$a)$ Let $p$ be a prime such that $p \mid a-1.$ One may easily prove using LTE or Binomial Theorem that $a^{p^2} \equiv 1 \pmod {p^2}.$ $b)$ Assume $p$ is not a prime and let $q$ be its smallest prime divisor. From $a^p \equiv 1 \pmod p $ it follows that $\gcd(a,q)=1$ and $a^p \equiv 1 \pmod q.$ We also know, by Fermat, that $a^{q-1} \equiv 1 \pmod q$. So $a^{\gcd(p,q-1)} \equiv 1 \pmod q.$ But $\gcd(p,q-1)=1$ (assuming the contrary we would get that $p$ has a prime divisor smaller than $q$, which is a contradiction), so $a \equiv 1 \pmod q$. Therefore $a^q \equiv 1 \pmod q,$ which contradicts the minimality of $p,$ so $p$ must be a prime.
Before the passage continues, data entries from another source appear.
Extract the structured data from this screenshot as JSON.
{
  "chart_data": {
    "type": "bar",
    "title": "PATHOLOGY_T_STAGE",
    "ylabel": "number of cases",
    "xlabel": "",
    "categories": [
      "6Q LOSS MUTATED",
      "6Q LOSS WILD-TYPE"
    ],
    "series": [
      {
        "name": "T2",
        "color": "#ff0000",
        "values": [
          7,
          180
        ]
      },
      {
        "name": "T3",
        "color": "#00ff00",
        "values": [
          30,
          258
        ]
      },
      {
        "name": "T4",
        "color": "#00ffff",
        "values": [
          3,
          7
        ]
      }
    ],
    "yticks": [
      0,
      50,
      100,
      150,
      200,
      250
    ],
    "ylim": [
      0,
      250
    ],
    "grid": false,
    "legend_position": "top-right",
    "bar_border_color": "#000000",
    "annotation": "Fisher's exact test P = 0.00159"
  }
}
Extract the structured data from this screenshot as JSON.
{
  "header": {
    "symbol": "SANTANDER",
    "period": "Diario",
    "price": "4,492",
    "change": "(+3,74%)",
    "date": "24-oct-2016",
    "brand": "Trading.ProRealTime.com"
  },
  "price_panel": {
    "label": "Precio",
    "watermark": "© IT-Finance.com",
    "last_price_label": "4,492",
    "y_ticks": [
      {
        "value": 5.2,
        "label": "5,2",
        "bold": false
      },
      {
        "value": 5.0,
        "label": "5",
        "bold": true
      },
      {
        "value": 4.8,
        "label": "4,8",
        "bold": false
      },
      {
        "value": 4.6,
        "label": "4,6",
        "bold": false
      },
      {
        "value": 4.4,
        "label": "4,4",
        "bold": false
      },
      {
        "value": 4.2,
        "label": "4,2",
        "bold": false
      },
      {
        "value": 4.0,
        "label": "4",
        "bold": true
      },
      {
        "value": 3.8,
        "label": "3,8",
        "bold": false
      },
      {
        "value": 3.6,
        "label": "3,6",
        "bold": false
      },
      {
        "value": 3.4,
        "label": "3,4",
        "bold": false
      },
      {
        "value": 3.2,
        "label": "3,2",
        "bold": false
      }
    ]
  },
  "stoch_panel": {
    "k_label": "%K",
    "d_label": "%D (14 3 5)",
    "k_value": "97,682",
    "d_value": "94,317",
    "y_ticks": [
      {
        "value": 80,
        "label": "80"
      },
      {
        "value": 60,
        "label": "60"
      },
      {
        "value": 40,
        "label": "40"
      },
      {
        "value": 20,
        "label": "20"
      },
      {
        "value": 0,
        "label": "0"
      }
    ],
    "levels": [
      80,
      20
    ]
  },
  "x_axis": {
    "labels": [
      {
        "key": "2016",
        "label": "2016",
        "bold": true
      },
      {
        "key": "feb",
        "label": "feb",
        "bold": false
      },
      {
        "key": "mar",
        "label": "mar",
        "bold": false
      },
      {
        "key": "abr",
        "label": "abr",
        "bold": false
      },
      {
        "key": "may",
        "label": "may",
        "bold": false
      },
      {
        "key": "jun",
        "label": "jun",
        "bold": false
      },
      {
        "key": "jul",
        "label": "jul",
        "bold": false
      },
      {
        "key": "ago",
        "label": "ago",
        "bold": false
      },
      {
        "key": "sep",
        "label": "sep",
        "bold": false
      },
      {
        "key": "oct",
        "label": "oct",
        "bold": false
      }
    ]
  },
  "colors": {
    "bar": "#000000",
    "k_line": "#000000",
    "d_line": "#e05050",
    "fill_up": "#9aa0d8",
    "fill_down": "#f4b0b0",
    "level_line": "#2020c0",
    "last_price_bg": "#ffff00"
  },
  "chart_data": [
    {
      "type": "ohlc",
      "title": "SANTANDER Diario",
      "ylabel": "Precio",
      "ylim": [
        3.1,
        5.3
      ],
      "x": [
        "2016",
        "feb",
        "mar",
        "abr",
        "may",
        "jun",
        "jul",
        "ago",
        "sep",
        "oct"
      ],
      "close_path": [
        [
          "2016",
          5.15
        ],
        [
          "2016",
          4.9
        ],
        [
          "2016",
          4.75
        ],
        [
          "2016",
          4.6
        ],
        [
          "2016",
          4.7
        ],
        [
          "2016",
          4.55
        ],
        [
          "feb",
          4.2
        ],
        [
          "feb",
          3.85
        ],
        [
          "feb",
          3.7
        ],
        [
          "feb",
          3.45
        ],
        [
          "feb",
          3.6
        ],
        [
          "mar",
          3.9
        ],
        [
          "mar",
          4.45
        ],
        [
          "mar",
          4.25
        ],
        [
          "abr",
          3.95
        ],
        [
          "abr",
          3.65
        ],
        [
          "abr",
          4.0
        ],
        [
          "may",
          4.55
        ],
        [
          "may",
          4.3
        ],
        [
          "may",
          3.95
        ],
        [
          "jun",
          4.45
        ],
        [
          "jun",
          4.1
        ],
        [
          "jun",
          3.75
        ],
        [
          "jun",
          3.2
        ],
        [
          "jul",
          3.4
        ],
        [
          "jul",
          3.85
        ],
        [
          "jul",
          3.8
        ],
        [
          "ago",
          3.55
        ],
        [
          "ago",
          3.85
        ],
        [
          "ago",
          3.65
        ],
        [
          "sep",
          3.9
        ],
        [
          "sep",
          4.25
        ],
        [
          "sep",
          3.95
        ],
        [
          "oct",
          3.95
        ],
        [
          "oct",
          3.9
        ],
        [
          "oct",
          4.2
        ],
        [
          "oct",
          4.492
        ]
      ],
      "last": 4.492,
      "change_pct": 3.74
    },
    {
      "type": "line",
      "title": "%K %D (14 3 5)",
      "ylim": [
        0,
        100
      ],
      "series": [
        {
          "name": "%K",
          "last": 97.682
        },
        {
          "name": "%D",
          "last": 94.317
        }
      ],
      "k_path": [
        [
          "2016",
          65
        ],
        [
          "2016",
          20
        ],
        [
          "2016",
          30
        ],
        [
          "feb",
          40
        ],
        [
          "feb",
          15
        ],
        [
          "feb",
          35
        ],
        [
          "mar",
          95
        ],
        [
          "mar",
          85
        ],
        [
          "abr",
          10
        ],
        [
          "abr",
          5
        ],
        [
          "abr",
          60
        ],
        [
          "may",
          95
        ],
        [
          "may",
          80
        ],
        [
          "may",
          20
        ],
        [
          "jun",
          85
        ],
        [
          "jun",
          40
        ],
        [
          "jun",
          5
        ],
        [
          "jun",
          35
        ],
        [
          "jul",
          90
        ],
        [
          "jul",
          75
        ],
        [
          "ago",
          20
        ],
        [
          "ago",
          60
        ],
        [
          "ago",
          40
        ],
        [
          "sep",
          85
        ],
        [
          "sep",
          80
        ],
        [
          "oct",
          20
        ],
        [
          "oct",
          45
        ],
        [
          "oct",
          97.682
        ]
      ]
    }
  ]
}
$c)$ Assume there exists at least such a number and let $p$ be the smallest number with this property. According to $b),$ (Note

) this number must be a prime so, by Fermat, $2^p \equiv 2 \pmod p.$ Thus $1 \equiv 2 \pmod p,$ which is impossible. Therefore there does not exist such an $n.$